Grevy’s Zebra

Grévy’s zebra, Equus grevyi, is the largest living wild equine and the most threatened of the three species of zebra, the other two being the plains zebra and the mountain zebra.

Grevy's Zebra

It is found in parts of Kenya and Ethiopia and, with numbers having dwindled from around 15,000 in the 1970’s to about 2,000 individuals in 2020, it is listed as ‘endangered’ by the IUCN.

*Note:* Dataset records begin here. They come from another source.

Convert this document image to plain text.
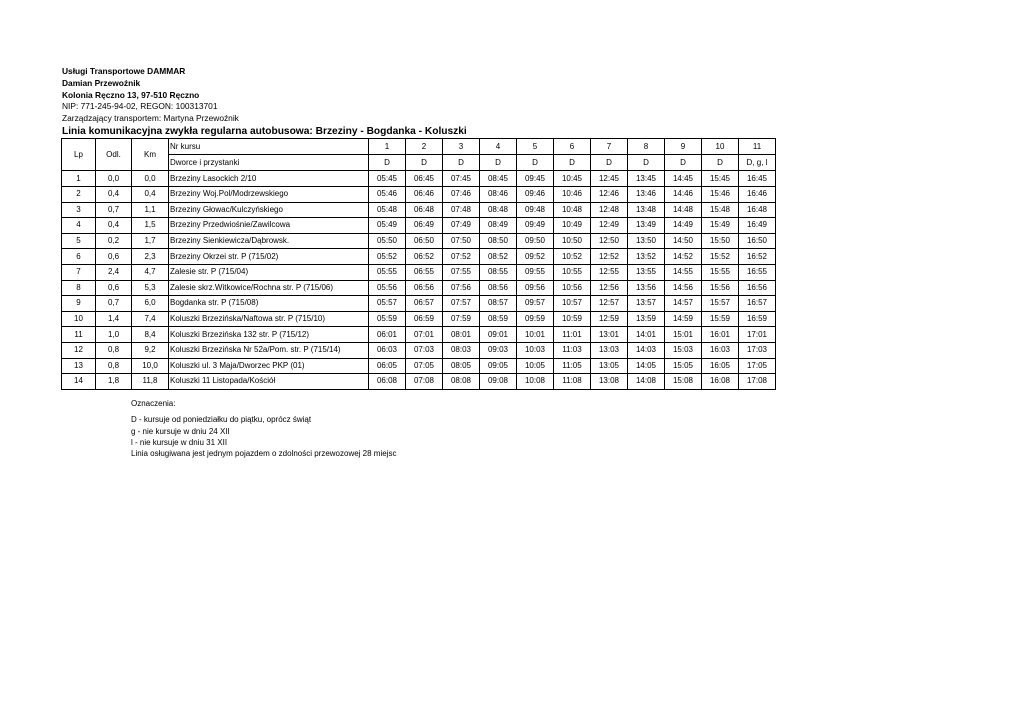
Usługi Transportowe DAMMAR
Damian Przewoźnik
Kolonia Ręczno 13, 97-510 Ręczno
NIP: 771-245-94-02, REGON: 100313701
Zarządzający transportem: Martyna Przewoźnik
Linia komunikacyjna zwykła regularna autobusowa: Brzeziny - Bogdanka - Koluszki
Lp	Odl.	Km	Nr kursu	1	2	3	4	5	6	7	8	9	10	11
			Dworce i przystanki	D	D	D	D	D	D	D	D	D	D	D, g, l
1	0,0	0,0	Brzeziny Lasockich 2/10	05:45	06:45	07:45	08:45	09:45	10:45	12:45	13:45	14:45	15:45	16:45
2	0,4	0,4	Brzeziny Woj.Pol/Modrzewskiego	05:46	06:46	07:46	08:46	09:46	10:46	12:46	13:46	14:46	15:46	16:46
3	0,7	1,1	Brzeziny Głowac/Kulczyńskiego	05:48	06:48	07:48	08:48	09:48	10:48	12:48	13:48	14:48	15:48	16:48
4	0,4	1,5	Brzeziny Przedwiośnie/Zawilcowa	05:49	06:49	07:49	08:49	09:49	10:49	12:49	13:49	14:49	15:49	16:49
5	0,2	1,7	Brzeziny Sienkiewicza/Dąbrowsk.	05:50	06:50	07:50	08:50	09:50	10:50	12:50	13:50	14:50	15:50	16:50
6	0,6	2,3	Brzeziny Okrzei str. P (715/02)	05:52	06:52	07:52	08:52	09:52	10:52	12:52	13:52	14:52	15:52	16:52
7	2,4	4,7	Zalesie str. P (715/04)	05:55	06:55	07:55	08:55	09:55	10:55	12:55	13:55	14:55	15:55	16:55
8	0,6	5,3	Zalesie skrz.Witkowice/Rochna str. P (715/06)	05:56	06:56	07:56	08:56	09:56	10:56	12:56	13:56	14:56	15:56	16:56
9	0,7	6,0	Bogdanka str. P (715/08)	05:57	06:57	07:57	08:57	09:57	10:57	12:57	13:57	14:57	15:57	16:57
10	1,4	7,4	Koluszki Brzezińska/Naftowa str. P (715/10)	05:59	06:59	07:59	08:59	09:59	10:59	12:59	13:59	14:59	15:59	16:59
11	1,0	8,4	Koluszki Brzezińska 132 str. P (715/12)	06:01	07:01	08:01	09:01	10:01	11:01	13:01	14:01	15:01	16:01	17:01
12	0,8	9,2	Koluszki Brzezińska Nr 52a/Pom. str. P (715/14)	06:03	07:03	08:03	09:03	10:03	11:03	13:03	14:03	15:03	16:03	17:03
13	0,8	10,0	Koluszki ul. 3 Maja/Dworzec PKP (01)	06:05	07:05	08:05	09:05	10:05	11:05	13:05	14:05	15:05	16:05	17:05
14	1,8	11,8	Koluszki 11 Listopada/Kościół	06:08	07:08	08:08	09:08	10:08	11:08	13:08	14:08	15:08	16:08	17:08
Oznaczenia:
D - kursuje od poniedziałku do piątku, oprócz świąt
g - nie kursuje w dniu 24 XII
l - nie kursuje w dniu 31 XII
Linia osługiwana jest jednym pojazdem o zdolności przewozowej 28 miejsc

The Grévy’s zebra is the largest of all wild equines and can measure 2.5–2.75 m (8.2–9.0 ft) in head-body length with a 55–75 cm (22–30 in) tail. Height-wise it can be 1.45–1.6 m (4.8–5.2 ft) high at the withers. Grévy’s zebra differs from the other two zebra species in that it is more mule-like in appearance. It has a large head, long and narrow, with elongated nostril openings, very large ears which are rounded and conical, and the neck is short and thick.

Grevy's Zebra 2

The zebra’s muzzle is ash-grey to black in colour and it has whiskers. The mane is tall and erect. Juveniles have a mane that extends the length of the back and then shortens as they reach adulthood.

The Name?

It was named after François Judith Paul Grévy (15th August 1807 – 9th September 1891), known as Jules Grévy, who was a French lawyer and politician who served as President of France from 1879 to 1887.